Een visie op duurzaam consumeren
Duurzaam consumeren gaat veel verder dan het vervangen van een product door een milieuvriendelijke(r) variant alléén. We moeten een helder zicht ontwikkelen op het WAAROM van consumptie: is onze behoefte een fundamentele behoefte, of dient het product ter bevrediging van een (of meer) heel andere behoefte(n)? We moeten leren onze identiteit te ontlenen aan WIE we zijn als mens – in plaats van aan spullen en status. Kwaliteit in plaats van kwantiteit.
Toen de Brundtland-commissie in 1987 de term Duurzame Ontwikkeling introduceerde, gaf zij daaraan de betekenis: ‘een ontwikkeling die voorziet in de behoeften van de huidige generatie zonder daarmee voor toekomstige generaties de mogelijkheden in gevaar te brengen om ook in hun behoeften te voorzien’. Voordat we kunnen praten over het voorzien in behoeften (‘consumeren’) is het nodig om eerst kritisch te kijken naar wat die behoeften dan zijn…
De natuurlijke kringloop
In materieel opzicht heeft een mens maar weinig nodig om te kunnen bestaan: schoon water, gezond voedsel, schone lucht, kleding, warmte en een dak boven het hoofd of een andere veilige plek die beschutting biedt.

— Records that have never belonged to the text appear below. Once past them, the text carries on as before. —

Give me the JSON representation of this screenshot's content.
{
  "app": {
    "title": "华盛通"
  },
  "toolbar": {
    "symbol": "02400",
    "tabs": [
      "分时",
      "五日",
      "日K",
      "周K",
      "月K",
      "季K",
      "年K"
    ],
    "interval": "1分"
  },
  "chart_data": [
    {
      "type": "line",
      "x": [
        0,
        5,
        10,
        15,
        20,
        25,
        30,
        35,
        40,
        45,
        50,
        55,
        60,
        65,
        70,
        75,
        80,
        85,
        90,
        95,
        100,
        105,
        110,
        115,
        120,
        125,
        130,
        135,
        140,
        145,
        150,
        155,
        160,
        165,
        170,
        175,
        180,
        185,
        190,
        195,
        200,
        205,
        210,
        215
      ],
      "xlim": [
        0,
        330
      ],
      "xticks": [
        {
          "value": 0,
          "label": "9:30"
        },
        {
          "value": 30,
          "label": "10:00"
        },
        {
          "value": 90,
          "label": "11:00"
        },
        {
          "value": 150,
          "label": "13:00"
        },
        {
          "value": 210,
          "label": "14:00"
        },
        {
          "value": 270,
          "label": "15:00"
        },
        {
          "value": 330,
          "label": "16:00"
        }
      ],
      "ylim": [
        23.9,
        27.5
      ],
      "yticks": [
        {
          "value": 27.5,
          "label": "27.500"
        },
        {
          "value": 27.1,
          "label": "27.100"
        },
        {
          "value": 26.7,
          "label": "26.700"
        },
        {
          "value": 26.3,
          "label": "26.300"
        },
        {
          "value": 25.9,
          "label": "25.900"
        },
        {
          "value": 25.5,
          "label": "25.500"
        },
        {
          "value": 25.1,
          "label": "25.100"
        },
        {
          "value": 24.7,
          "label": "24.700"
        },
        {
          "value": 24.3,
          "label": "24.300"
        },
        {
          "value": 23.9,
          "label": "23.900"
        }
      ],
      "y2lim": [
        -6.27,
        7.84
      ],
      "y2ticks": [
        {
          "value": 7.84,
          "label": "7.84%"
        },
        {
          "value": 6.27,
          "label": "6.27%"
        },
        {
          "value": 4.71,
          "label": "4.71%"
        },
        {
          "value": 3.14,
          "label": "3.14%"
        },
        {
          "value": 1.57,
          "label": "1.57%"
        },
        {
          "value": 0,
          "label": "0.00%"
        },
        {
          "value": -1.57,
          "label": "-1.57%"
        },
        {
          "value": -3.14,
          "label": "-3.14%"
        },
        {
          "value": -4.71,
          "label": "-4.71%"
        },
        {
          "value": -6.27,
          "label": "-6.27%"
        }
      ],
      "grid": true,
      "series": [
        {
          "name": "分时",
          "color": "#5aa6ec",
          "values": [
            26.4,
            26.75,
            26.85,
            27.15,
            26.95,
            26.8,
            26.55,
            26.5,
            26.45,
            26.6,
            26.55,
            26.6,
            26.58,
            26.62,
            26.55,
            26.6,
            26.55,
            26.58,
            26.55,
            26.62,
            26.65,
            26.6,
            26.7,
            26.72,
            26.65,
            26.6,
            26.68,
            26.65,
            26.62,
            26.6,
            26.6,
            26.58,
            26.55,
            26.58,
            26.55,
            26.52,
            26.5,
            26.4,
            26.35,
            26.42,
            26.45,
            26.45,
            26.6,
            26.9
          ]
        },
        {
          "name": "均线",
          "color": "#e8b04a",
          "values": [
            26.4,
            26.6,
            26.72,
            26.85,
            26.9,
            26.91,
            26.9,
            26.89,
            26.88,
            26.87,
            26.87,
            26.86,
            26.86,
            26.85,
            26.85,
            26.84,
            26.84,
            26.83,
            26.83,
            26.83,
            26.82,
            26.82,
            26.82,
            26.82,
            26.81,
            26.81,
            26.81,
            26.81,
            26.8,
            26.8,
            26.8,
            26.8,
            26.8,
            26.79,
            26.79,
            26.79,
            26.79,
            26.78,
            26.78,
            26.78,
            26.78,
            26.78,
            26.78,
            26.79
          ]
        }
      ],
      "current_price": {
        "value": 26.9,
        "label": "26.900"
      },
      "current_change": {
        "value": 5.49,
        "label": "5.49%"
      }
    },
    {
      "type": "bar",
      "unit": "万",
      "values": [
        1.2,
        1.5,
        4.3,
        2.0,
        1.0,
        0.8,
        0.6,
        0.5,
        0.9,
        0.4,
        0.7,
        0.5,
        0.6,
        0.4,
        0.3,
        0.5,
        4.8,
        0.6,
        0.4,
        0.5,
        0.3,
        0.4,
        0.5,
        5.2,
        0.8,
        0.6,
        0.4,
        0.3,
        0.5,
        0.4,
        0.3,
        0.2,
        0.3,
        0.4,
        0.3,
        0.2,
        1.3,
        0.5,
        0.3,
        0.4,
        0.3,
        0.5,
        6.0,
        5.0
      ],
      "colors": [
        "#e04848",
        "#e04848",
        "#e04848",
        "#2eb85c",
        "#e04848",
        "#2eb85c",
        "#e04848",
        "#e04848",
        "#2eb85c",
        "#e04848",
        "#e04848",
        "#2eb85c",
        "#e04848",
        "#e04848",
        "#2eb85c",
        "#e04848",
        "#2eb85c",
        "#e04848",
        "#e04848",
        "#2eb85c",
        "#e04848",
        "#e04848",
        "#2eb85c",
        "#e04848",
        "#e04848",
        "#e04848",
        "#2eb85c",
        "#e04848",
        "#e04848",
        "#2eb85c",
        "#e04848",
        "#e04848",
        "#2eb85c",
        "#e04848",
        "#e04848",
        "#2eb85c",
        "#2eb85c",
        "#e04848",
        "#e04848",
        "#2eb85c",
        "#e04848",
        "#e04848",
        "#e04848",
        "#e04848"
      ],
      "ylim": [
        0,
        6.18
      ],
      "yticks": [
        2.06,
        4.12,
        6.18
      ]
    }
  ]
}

Alles wat we daarvoor nodig hebben wordt ons door de natuur gratis en in overvloed aangeboden: water en voedselgewassen, grondstoffen om kleding te maken, een vuur te stoken en om veilige onderkomens te bouwen.
Als we met deze natuurlijke rijkdommen verantwoord en zorgvuldig omgaan, is er meer dan genoeg voor iedereen en hoeft geen mens ter wereld te sterven door honger, koude of ander materieel gebrek. Dit is in feite ook waar het in het Cradle-to-Cradle-concept om gaat (‘afval wordt weer grondstof’): de kringloop-economie!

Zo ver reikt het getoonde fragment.